PostPosted: Wed Jul 12, 2006 9:24 am
by Dave Erickson
From this morning's New York Times:

July 12, 2006
Harold Olmo, 96, Who Created Many Grape Varieties, Is Dead
By FRANK J. PRIAL

Harold P. Olmo, a world famous grape breeder and geneticist who helped to create the modern California wine industry, died in Davis, Calif., on June 30. He was 96.

The cause was complications of a hip fracture, according to the University of California, Davis.

Dr. Olmo served on the faculty at the university’s department of viticulture and enology from 1931 until his retirement in 1977, but he continued his research there until shortly before his death.

He first gained wide recognition in California for developing grape varieties that tried to combine the elegance of noble grapes like cabernet sauvignon with tougher varieties, like carignane and grenache, capable of thriving in the furnacelike heat of the vast Central Valley where, traditionally, most of California’s wine was once produced.

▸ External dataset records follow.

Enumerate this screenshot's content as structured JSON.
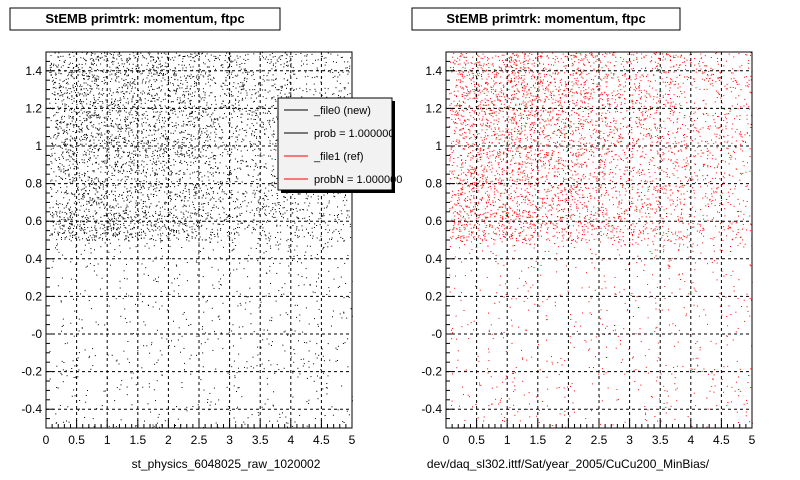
{
  "chart_data": [
    {
      "type": "scatter",
      "title": "StEMB primtrk: momentum, ftpc",
      "xlim": [
        0,
        5
      ],
      "ylim": [
        -0.5,
        1.5
      ],
      "x_ticks": [
        "0",
        "0.5",
        "1",
        "1.5",
        "2",
        "2.5",
        "3",
        "3.5",
        "4",
        "4.5",
        "5"
      ],
      "y_ticks": [
        "-0.4",
        "-0.2",
        "-0",
        "0.2",
        "0.4",
        "0.6",
        "0.8",
        "1",
        "1.2",
        "1.4"
      ],
      "grid": true,
      "marker_color": "#000000",
      "footer": "st_physics_6048025_raw_1020002",
      "legend": {
        "placement": "top-right",
        "entries": [
          {
            "label": "_file0 (new)",
            "color": "#000000"
          },
          {
            "label": "prob = 1.000000",
            "color": "#000000"
          },
          {
            "label": "_file1 (ref)",
            "color": "#ff0000"
          },
          {
            "label": "probN = 1.000000",
            "color": "#ff0000"
          }
        ]
      }
    },
    {
      "type": "scatter",
      "title": "StEMB primtrk: momentum, ftpc",
      "xlim": [
        0,
        5
      ],
      "ylim": [
        -0.5,
        1.5
      ],
      "x_ticks": [
        "0",
        "0.5",
        "1",
        "1.5",
        "2",
        "2.5",
        "3",
        "3.5",
        "4",
        "4.5",
        "5"
      ],
      "y_ticks": [
        "-0.4",
        "-0.2",
        "-0",
        "0.2",
        "0.4",
        "0.6",
        "0.8",
        "1",
        "1.2",
        "1.4"
      ],
      "grid": true,
      "marker_color": "#ff0000",
      "footer": "dev/daq_sl302.ittf/Sat/year_2005/CuCu200_MinBias/"
    }
  ]
}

Among the hybrids he created were grapes with names like ruby cabernet, carnelian, centurion, emerald riesling and rubired.

In 1971, after 35 years of study and experimentation, he produced a sweeping study of the chardonnay grape.

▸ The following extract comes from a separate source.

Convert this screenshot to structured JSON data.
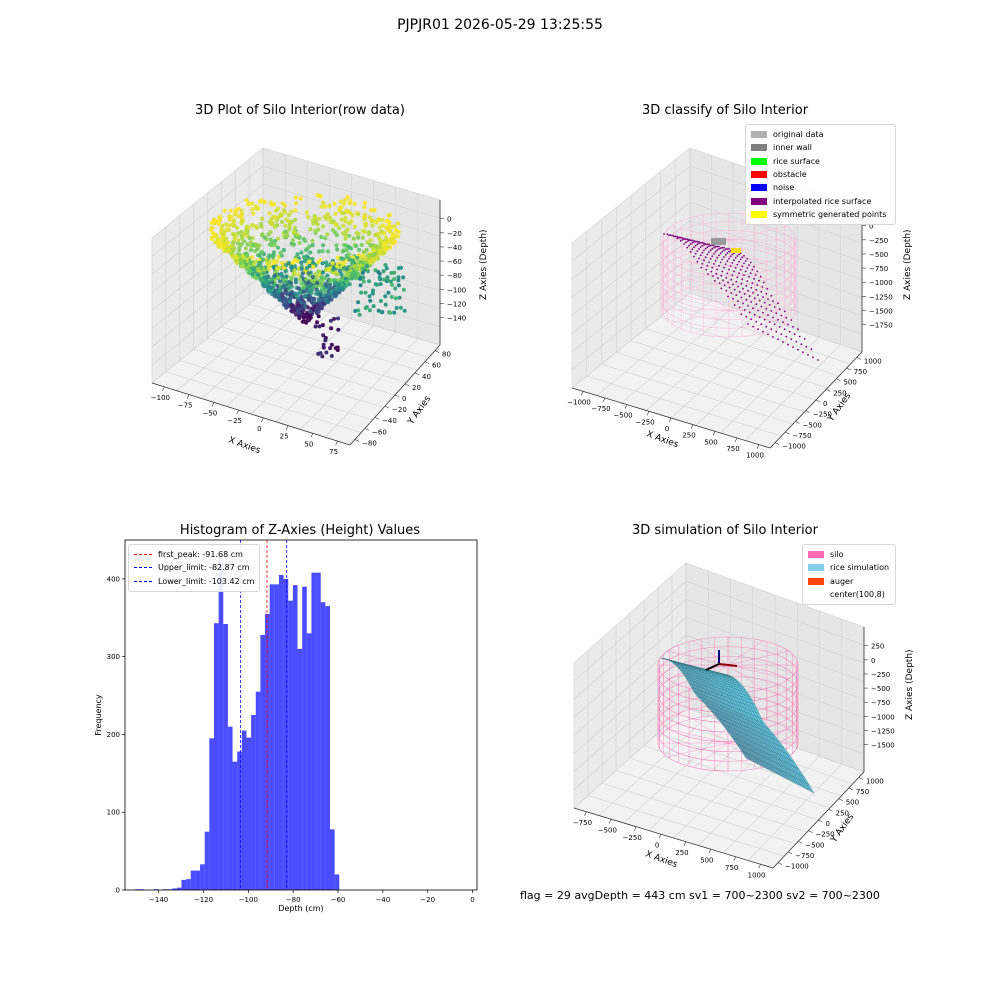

“The whole basis of the chardonnay industry, going from being an insignificant grape to the most important variety in California, is his work,” one of his successors at the university, Dr. Andy Walker, told The Associated Press.

In his book “The Wines of America,” the historian Leon D. Adams wrote that in 1933 Frederick Bioletti, then head of the university’s wine studies, “chose from among his graduates a tall, blond, green-thumbed young geneticist named Harold Paul Olmo and gave him a lifetime project — to breed better grapes from the unique climates of California.”

Dr. Olmo, Mr. Adams said, became “the Luther Burbank of the grape.”

A native of San Francisco, Harold Paul Olmo earned a degree in horticulture at the University of California, Berkeley. A doctorate in genetics followed in 1934.

Beginning in 1935, much of Berkeley’s wine research was moved to the Davis campus, 75 miles east of San Francisco, which until then had been an experimental university farm.

Primarily an academic, Dr. Olmo was also an adventurer. Setting out from Davis in 1948, he traveled 7,000 miles, by ship, plane, train and mule and on foot, to find the origins of the vinifera grape vine, the source of all the world’s best wines.

In the mountains on the border of Iraq and Afghanistan, he found what he considered to be the original vinifera vines growing wild. He brought seeds back to California and in Leon Adams’ words, “began the ages-old evolution of the wine grape over again.”

He is survived by a daughter Jeanne-Marie Olmo of Davis; two sons, Daniel Martin Olmo of Davis, and Paul Stephen Olmo of Port Orford, Ore., and six grandchildren. His wife, Helen Miller, died in 2000.